When the Titanic sank on April 15, 1912, those not lucky enough to secure seats on one of the lifeboats soon knew the agony of the freezing waters off the Nova Scotia coast. However, it is believed that they didn’t suffer for long as exposure most likely took them quickly. With bodies floating in a macabre, icy soup, recovery ships were quickly dispatched.
It so happened that the White Star Line, the company that owned the Titanic, had offices in Halifax, Nova Scotia. They dispatched four ships and recovered 328 bodies. Many were returned to the frigid waters in burials at sea, but 209 bodies were brought to the port closest to the disaster, Halifax. Tedious and painstaking identification processes began. An engraved piece of jewelry or initials sewn into garments often disclosed the only clues to identity. Proudly, passengers boarded that ship with a ticket that bore their names. Sadly, many left it without personal belongings that could tell us those names. To this day, at least forty bodies lie in graves that bear no names. One grave is for an Unknown Child whose body was recovered and never identified.
At Fairview Lawn Cemetery in Halifax, more than one hundred black granite markers stand, side by side. The personal stories and places of origin all differ, but one date unites them for an eternity and appears on every stone: April 15, 1912.
In great anticipation, it is easy to hurry along the paths that lead to the three, unforgettable rows of stones honoring Titanic victims. However, once the markers are in sight, visitors suddenly slow their pace and walk with great reverence and compassion for the lives so tragically cut short.
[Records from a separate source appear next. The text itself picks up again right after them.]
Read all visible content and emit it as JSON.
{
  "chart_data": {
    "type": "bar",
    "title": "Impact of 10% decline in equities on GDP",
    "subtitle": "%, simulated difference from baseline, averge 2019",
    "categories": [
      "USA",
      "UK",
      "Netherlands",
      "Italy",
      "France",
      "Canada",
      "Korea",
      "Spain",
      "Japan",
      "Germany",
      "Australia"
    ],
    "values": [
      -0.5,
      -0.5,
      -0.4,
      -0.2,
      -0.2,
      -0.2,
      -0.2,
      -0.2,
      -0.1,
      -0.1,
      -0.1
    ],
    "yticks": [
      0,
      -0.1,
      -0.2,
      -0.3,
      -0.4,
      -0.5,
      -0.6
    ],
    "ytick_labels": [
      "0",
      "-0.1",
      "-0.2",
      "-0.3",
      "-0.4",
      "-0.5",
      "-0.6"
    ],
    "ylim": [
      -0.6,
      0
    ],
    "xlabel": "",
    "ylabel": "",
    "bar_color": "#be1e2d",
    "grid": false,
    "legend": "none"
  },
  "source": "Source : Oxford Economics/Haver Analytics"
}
One, in particular, tugs at the heart strings. It is often adorned with stuffed animals and flowers left by empathetic visitors. A twenty-nine year old mother, Alma Paulson, who should have known the joys of handmade birthday cards and special bedtime stories, instead entered the icy waters that night along with her four young children. One can only imagine the bravery she had to muster when her babies were screaming for her to make it all right. Did she draw them close together and tell them not to be afraid?
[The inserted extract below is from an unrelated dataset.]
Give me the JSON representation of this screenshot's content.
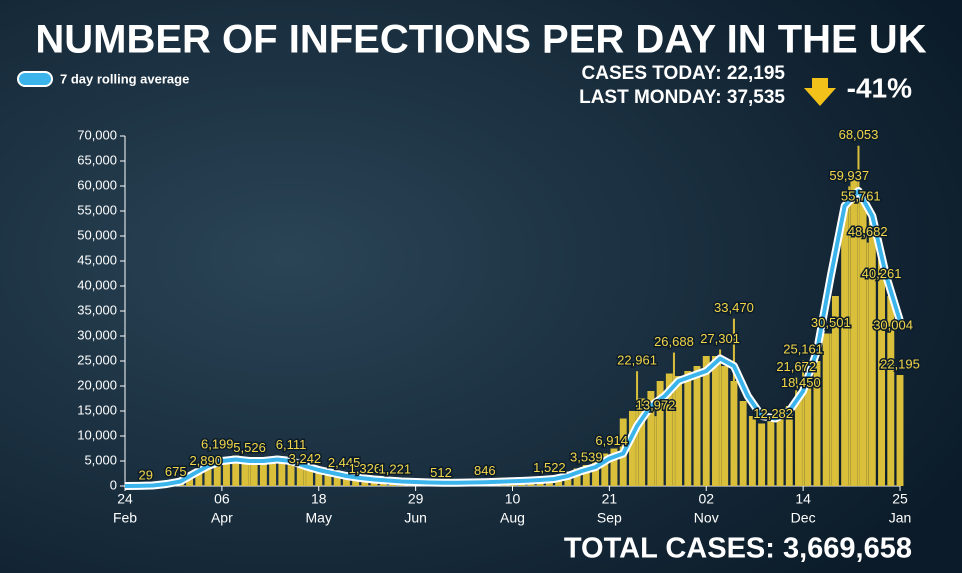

The White Star Line purchased the section of land where the graves are found. The company provided small, black granite stones with the name, or body number, and the date. If relatives or friends wanted additional etching or larger stones, it was their responsibility to provide it.
Of interest, however, is a stone that was erected by J. Bruce Ismay, Managing Director of The White Star Line. Ismay was heartbroken and, perhaps, suffered from survivor’s guilt. He paid for one large stone “to commemorate a long and faithful service” by chief deck steward, Ernest Freeman. Freeman remained dedicated until the end. His tombstone reads:
“He remained at his post of duty,
Seeking to save others,
Regardless of his own life
and went down with the ship.”
Almost everyone can recite historical Titanic facts. Yet, every row, every stone, every name and body number reminds us that this was no easy recital and it was certainly no Hollywood movie. Not all of the souls aboard that ship were privileged and the ones trapped on the lower decks had to have suffered unspeakable emotional pain before their bodies suffered excruciating exposure to the elements.
Regardless of their ticket class, each passenger, each soul, was important to family and friends somewhere. Love connected them to others and, in the end, that’s what mattered, not the possessions, or lack thereof. Today, we are connected to others by love. When our time is up, that is what will matter to us, too. That is the fascination about the Titanic. For every one of us today, there was someone on that ship to whom we could relate and for whom we can mourn.
That’s why they still come. That’s why they will always come.